Senin, 22 Agustus 2011

Emak Hoe.

Picture from; Gettyimages.




Emak duduk dimuka jendela, memandang keluar, menghela nafas, lalu berkata, anakku sepuluh, ya sepuluh, semua dilahirkan dirumah kecil ini, dengan pertolongan bidan saja, bahkan yang nomer lima itu, karena bidan terlambat datang,sekarang jadi agak bodoh,...mak tertawa kecil, menunjuk anaknya yang nomer lima itu,...malahan kulitnya hitam, tidak seperti saudara saudara lainnya yang putih, sakit sakitan pula,......... mak tertawa kecil lagi,...


kusekolahkan semua anak anak dengan berjualan kue, sampai lulus semua, lalu masing masing bekerja, macam macam lah, ada yang berjualan gorden, kosmetik, makanan, ada yang bekerja di apotek, ada yang membuat roti, ... mak menghela nafas lagi,... setelah terkumpul uang, satu persatu mereka pergi dari kampung kecil ini,... ada yang kekota besar, bahkan banyak yang keluar negeri, ke amerika, ke australia, ke kanada,... semua pada pergi mencari peruntungannya sendiri sendiri, mencari masa depan yang lebih pasti, daripada di kampung kecil ini,.....

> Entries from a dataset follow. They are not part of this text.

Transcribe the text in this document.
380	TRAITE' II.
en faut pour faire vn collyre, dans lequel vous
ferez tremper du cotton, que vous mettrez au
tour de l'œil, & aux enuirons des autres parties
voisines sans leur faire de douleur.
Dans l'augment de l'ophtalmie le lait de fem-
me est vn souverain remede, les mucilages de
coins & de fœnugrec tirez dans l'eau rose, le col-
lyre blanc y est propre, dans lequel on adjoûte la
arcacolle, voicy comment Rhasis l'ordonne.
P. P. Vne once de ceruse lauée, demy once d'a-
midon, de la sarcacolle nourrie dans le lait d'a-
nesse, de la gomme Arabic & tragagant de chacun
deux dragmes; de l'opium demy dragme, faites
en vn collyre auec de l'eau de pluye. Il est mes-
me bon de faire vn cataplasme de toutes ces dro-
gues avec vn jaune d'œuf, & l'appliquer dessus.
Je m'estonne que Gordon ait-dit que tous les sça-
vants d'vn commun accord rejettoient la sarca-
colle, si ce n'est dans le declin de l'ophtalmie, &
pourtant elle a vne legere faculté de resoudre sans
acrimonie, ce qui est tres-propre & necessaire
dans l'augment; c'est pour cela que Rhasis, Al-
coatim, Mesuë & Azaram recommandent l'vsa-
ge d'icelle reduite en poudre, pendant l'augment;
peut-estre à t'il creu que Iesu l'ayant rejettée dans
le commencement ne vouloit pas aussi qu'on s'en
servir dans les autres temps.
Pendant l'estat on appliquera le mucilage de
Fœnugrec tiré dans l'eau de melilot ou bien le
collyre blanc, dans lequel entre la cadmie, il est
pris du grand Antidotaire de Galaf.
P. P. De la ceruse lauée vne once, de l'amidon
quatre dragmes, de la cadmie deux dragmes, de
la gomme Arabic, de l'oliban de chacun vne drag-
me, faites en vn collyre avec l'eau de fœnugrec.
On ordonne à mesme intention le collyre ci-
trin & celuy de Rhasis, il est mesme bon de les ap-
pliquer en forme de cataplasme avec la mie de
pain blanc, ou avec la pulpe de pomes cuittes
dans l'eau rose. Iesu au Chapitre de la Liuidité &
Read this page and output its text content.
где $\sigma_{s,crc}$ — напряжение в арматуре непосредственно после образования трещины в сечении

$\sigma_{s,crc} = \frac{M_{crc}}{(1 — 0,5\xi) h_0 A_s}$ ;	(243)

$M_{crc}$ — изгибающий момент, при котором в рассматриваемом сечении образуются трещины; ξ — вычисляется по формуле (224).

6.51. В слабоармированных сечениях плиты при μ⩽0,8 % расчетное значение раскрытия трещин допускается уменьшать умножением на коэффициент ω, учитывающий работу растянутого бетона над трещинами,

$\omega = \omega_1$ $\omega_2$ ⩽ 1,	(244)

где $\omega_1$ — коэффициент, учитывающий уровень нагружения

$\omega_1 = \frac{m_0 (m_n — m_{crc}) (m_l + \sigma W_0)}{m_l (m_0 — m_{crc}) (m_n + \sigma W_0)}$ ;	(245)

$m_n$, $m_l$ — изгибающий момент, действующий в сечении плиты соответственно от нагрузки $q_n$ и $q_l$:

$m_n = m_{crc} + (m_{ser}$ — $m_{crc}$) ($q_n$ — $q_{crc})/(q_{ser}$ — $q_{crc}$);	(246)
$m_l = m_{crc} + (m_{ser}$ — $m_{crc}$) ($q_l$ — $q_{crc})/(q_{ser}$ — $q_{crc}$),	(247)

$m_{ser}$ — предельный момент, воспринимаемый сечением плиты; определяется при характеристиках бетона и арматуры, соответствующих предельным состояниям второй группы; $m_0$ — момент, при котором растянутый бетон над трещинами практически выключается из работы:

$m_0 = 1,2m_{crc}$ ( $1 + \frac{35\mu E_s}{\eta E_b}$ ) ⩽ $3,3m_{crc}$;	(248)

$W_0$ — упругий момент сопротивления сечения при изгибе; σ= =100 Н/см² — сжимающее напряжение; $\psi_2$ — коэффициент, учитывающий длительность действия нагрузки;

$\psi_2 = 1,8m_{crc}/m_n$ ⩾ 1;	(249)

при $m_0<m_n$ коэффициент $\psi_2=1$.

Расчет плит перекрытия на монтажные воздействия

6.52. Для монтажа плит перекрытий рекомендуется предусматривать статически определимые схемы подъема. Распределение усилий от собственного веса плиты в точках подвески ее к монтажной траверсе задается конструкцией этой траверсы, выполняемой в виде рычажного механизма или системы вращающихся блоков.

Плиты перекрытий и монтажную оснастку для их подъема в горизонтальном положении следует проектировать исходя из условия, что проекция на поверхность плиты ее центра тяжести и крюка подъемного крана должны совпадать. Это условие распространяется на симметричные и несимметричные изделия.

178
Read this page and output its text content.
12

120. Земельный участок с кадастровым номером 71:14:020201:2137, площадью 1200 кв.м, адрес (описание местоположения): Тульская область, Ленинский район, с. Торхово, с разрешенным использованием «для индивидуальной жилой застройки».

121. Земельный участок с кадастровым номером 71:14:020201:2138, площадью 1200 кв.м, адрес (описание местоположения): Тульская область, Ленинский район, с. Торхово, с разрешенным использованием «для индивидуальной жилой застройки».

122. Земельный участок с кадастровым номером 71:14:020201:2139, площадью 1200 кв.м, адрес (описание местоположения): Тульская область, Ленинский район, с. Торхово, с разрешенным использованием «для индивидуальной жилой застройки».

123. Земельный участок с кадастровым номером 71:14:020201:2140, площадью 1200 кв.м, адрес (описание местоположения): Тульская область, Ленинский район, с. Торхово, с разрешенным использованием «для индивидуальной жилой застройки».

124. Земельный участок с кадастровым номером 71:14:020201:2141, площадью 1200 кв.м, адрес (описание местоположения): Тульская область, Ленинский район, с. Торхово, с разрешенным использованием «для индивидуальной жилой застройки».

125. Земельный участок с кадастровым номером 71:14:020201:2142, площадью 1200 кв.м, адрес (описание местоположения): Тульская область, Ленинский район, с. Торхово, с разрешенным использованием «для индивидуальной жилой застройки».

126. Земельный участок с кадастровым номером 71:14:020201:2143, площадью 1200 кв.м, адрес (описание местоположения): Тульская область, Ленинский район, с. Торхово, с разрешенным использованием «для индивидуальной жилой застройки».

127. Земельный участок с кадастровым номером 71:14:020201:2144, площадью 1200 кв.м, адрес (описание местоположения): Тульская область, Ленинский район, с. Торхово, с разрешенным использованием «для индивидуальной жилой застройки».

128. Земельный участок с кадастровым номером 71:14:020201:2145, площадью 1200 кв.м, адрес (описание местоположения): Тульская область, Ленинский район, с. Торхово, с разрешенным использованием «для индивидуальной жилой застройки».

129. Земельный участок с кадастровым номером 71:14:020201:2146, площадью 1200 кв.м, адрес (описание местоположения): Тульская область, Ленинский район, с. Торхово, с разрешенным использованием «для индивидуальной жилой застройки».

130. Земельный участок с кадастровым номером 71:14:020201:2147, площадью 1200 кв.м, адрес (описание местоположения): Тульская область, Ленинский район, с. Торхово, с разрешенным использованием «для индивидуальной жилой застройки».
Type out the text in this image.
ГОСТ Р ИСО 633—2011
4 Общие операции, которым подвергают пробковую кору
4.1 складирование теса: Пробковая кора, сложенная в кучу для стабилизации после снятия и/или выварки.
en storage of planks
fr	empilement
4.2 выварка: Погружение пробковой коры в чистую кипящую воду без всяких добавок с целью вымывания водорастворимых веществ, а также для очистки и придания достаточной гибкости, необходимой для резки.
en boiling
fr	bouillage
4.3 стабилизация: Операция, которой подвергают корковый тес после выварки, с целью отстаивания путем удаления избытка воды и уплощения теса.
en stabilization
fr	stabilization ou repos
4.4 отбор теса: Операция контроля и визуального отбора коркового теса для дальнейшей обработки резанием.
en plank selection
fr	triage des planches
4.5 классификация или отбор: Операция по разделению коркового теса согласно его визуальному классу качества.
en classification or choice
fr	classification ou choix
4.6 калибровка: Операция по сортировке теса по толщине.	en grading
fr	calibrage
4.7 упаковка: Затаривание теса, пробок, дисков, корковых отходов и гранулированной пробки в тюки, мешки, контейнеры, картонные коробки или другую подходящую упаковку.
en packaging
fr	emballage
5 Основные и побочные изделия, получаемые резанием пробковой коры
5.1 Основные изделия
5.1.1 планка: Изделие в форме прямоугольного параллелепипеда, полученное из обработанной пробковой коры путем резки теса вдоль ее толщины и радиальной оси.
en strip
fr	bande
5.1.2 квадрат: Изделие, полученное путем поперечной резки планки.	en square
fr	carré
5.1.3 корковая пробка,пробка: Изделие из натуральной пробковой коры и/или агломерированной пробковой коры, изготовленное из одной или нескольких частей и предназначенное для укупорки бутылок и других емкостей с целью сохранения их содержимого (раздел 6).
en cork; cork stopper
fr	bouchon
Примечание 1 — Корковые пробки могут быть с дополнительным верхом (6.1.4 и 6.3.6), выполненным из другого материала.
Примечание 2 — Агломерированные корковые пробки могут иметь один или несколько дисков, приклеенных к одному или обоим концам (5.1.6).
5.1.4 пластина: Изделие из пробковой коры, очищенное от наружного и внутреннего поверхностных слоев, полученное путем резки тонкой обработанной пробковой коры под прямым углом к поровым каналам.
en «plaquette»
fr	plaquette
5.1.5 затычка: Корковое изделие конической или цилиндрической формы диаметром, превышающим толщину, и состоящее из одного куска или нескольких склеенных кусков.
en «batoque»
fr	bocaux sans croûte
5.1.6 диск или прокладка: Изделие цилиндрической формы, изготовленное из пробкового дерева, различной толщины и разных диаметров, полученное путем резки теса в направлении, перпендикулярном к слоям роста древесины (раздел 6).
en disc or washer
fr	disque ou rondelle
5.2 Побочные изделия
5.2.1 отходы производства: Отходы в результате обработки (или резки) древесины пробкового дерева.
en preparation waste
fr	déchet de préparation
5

Setahun sekali, tiap menjelang tahun baru, mereka mengirimkan uang, untuk keperluan mak disini,...tapi mereka tidak pernah datang sendiri,.. tak apalah, asal mak tau mereka sudah senang, mak juga ikut senang,...lagipula, dikota besar, apalagi diluar negeri, mana mereka punya waktu untuk kesini,.... makan waktu lama, dan banyak beaya untuk datang kesini,....mata mak meamandang jauh, seakan menembus hujan yang mungkin turun juga di tempat tempat jauh seperti disebutkannya,....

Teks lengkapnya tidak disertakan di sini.